The administrator work group that developed the job description is close to finishing a one page document that will help guide people in the determination of which students need an intervener. We based ours on a document developed by the Utah DeafBlind Project.
The administrators in the initial work group will be joined by administration from DB Central’s (the project’s) Advisory Committee to develop a plan to disseminate information to other districts. We will rely on materials developed by the SKI-HI Institute at Utah State University as we proceed.
We are also planning to help disseminate the materials in development for parents. As with many changes in the field, we believe that the parents will ultimately be the driving force in getting interveners hired in more schools.

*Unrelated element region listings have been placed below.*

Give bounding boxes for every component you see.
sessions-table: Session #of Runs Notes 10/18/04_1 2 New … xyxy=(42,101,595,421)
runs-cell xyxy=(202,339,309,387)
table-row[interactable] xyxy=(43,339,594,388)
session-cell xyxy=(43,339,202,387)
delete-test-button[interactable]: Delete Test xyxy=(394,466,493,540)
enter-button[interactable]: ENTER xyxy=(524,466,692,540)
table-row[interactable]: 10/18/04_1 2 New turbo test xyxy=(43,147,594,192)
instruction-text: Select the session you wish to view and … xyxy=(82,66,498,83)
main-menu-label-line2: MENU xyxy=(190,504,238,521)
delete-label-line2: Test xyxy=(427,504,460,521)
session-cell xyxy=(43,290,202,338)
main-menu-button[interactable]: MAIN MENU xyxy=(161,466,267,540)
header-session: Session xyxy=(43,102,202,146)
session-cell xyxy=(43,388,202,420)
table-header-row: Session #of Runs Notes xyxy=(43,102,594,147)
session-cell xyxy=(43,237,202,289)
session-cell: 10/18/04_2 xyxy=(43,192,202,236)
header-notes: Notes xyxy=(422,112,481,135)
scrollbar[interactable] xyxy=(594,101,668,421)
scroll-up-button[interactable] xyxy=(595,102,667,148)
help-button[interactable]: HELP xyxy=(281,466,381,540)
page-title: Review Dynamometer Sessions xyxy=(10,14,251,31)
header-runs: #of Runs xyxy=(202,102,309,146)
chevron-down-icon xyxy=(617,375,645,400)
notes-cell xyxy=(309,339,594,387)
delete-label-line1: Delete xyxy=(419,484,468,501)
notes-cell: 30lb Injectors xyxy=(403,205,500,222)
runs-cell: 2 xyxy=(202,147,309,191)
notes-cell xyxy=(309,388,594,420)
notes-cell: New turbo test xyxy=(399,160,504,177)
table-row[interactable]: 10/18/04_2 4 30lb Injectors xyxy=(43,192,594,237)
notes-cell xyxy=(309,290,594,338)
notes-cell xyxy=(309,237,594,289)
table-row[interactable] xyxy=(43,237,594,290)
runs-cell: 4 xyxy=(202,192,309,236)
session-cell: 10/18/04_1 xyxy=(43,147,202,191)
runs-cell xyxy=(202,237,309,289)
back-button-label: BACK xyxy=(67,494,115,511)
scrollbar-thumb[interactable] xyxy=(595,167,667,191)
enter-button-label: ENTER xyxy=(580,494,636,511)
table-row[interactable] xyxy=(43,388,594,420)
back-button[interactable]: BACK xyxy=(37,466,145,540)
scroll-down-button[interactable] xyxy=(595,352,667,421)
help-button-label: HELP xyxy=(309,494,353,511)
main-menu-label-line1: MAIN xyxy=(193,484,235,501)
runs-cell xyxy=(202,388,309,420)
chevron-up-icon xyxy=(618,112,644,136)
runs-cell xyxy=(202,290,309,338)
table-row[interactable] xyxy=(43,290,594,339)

What would you recommend to other states regarding setting up an intervener model?
The work we are doing with and for interveners is part of a major project initiative for this grant cycle. This type of system improvement takes a great deal of time and effort. In October 2008, the start of Year 1 of a five year cycle, project staff relied on Pat Rachal, who has expertise in the area of systems change/improvement, as well as deafblindness, to help us set benchmarks for our five year cycle. Pat is the Director of the New York DeafBlind Collaborative and head of the Political Science department at Queens College.
She helped us to see that, in order to impact a system, you must take small, reasonable steps. Trying to jump in leap too far forward all at once will put the entire effort at risk. The process that she led us through was much like the PATH process- we started with our vision for the end of Year 5, and then set benchmarks for Years 1-4 that would result in the achievement of our goals for this initiative.
By the end of Year 5 (9/30/2013), we hope to have the demo site up and running, a model to address staff turnover in place, and a summative report that can be shared with the Michigan Department of Education, local districts, and other interested parties, in order to help demonstrate what we already know about the benefit of interveners for children and young adults who are DeafBlind. I would be happy to share the plan in its entirety with anyone who is interested.